Watson had simply lost too much blood, so much that he was convinced that any Ghazi could follow the trail of crimson splatters left behind on the torturously bright sands and his consciousness threatened to leave him, perhaps for good, but not before he could hear the muffled pounding of hooves.

"Take it," an almost familiar voice commanded, though Watson couldn't think why it held such authority.

"But where did you—?" his orderly started only to be savagely interrupted.

"The four of us who were wounded prior to the advance had been loaded into a cart well before the retreat had started. The other three are dead. I took the horse, now I'm giving it to you."

"Are you well enough to make the retreat without it? I remember you; Major Watson stitched up your leg just the other day and you had a fever up until early this morning."

"Yes well, I put more faith in the Doctor's healing abilities than my own luck. Take the bloody horse and go. Godspeed."

Next, Murray was whispering to him through the pain that was being increased unbearably by the incomprehensible amount of jostling he was being subjected to.

"Don't worry, sir. You are going to survive this. Just a little further. You'll make it out alive, I promise."

Just a little further turned out to be over forty-five miles to Kandahar and being rerouted from there to Peshuwar in India. Surviving, similarly, turned out to be receiving crippling injuries in his left shoulder and right leg and being struck with enteric fever. But yes, in the end, due to the devotion and courage of his orderly, Murray, he did indeed, make it out alive.

A few months later found Watson in aimless reclusion in the great cesspool which is London until fortune had it that Stamford found him amidst his convalescence and growing need for cheaper lodgings.

"That's a strange thing," remarked his companion, "you are the second man today that has used that expression to me."

"And who was the first?" Watson asked.

"A fellow who is working at the chemical laboratory up at the hospital. Holmes is his name."

Watson froze for a moment at the sound of that name in the same manner he froze at the sound of the gunshot at the start of races and the sound of newspapers rustling and immediately flooded his mind with images and sensations of blood and heat and death and continuous gunfire and cries of the fallen.

Young Stamford looked rather strangely at me over his wineglass. "Do you know the fellow?"

Watson wondered what expression must have been on his face for Stamford to make such an inquiry, although the question was entirely lost to him as a memory, hazy and colorless like one worn away by many years since childhood rose unbidden into his mind, shoulder and leg throbbing with a not so phantom pain.

Hands, four or six or ten, simply not two, were lifting him and pulling him over what smelt like a copiously sweating horse. He didn't have time to feel grateful for the pressure off of his wounds when suddenly he was bumping against the sides of the horse and his wounds were screaming once more from the pain of it.

Voices far off and away were conversing, but he couldn't quite make any of it out over the din of pain in his mangled limbs, but his ears, one of the parts of him blessedly undamaged, continued to function even if his brain was not fully comprehending it.

"That way, East.
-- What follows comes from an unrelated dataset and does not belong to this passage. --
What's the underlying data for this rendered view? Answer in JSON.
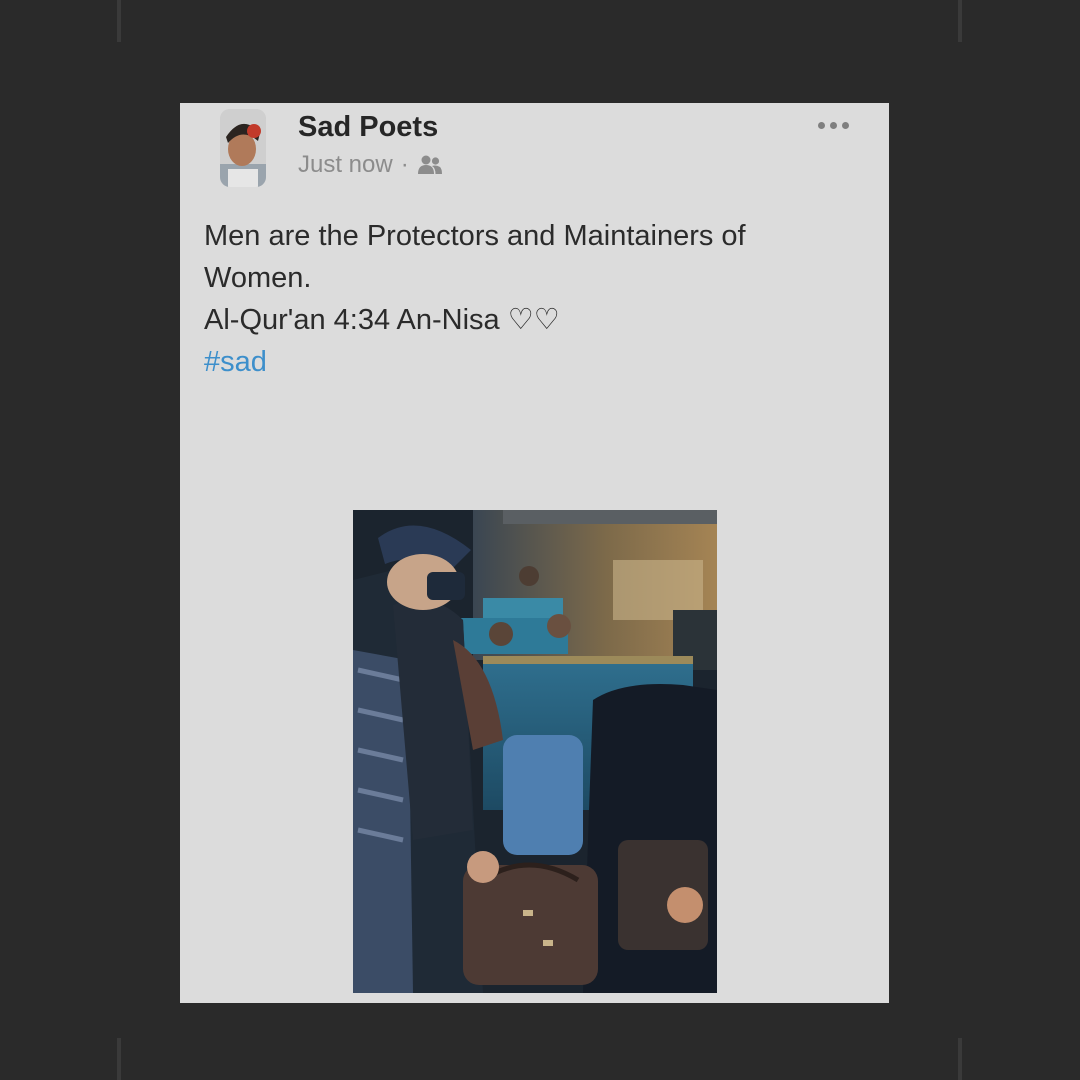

Be mindful of the raiders. Have you a gun on you?"

"Yes—wait!" The other man must have been starting to leave. "What's your name, private?"

"Sherlock Holmes."

"How can I ever repay you?"

"Don't worry about that, but if you wish, you can find me in London." And suddenly the voice was much closer, whispering. "Look me up someday, Doctor."

And then it was Murray's voice whispering. "Don't worry, sir. You are going to survive this. Just a little further…"

"A medical student, I suppose?" Watson said dazedly and remembering still further about a late night complaint about stitches.

"No—I have no idea, but don't get your hopes up, Doctor. You don't know Sherlock Holmes yet, perhaps you would not care for him as a constant companion."

Perhaps not, Watson thought, but he did owe him. He owed him everything and Watson was always one to gladly fulfill his debts. Besides, he could stand to have a small amount of curiosities in his life.